Name: Janina Heaphy (neé Lang)
Political Science
Research Interests: Human Rights, Counterterrorism, Strategic decision making in IR, US Foreign Policy





After her successfully completed dissertation BAGSS conducted an interview with Janina to talk about her thesis and her experiences during her time at the BAGSS.


// What drew you to your dissertation topic and what interests you most about it?

J. H.  I had started to work for a DFG-project, which centered on extraterritorial human rights in the War on Terror. The project, however, only focused on US counterterrorism, and I wondered whether and why other countries like Germany and the UK have introduced similar safeguards against torture. I was particularly interested in how different policy entrepreneurs successfully convinced the leaders of powerful countries to restrict their own security strategies in order to protect foreign terrorist suspects abroad.
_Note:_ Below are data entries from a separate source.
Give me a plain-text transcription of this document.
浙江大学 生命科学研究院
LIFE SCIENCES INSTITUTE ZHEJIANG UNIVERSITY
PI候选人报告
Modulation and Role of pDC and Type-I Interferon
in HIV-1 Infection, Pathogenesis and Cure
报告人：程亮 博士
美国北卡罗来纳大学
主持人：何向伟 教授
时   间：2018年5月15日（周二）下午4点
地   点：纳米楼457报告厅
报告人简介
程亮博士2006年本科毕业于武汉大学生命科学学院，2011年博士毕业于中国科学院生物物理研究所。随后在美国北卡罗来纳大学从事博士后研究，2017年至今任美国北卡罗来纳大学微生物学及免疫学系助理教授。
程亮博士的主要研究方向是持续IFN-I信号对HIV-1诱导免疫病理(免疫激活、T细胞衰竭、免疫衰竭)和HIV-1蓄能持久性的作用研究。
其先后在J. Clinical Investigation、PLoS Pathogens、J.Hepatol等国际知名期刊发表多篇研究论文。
// Can you give us small sneak peek about the findings of your thesis?

J. H.  Security and reputational concerns, not normative beliefs, motivated the US and the UK's "ban" on torturing foreigners abroad, which also explains why big loopholes remain. Furthermore, several senior German politicians are of the opinion that actively assisting the American or Syrian intelligence services in their 'enhanced interrogations' by among others facilitating rendition flights or sharing questions sets and location details, "does not count as torture", which also explains why Germany has still not revised its policies since 2001.

// What did you enjoy most about your time at the Graduate School?

J. H.  I absolutely loved the interviews that I have conducted for my research, but I also really enjoyed all the workshops that the BAGSS offered as it really allowed me to develop my academic skills.

// What is the next step in your career?

J. H. After finishing the DFG project in Bamberg, I have spent the last 1,5 years teaching as a lecturer at the University of Leiden. In April, I will start my PostDoc at the FAU Erlangen, where I will be primarily working for the Center for Human Rights Erlangen-Nuremberg (CHREN).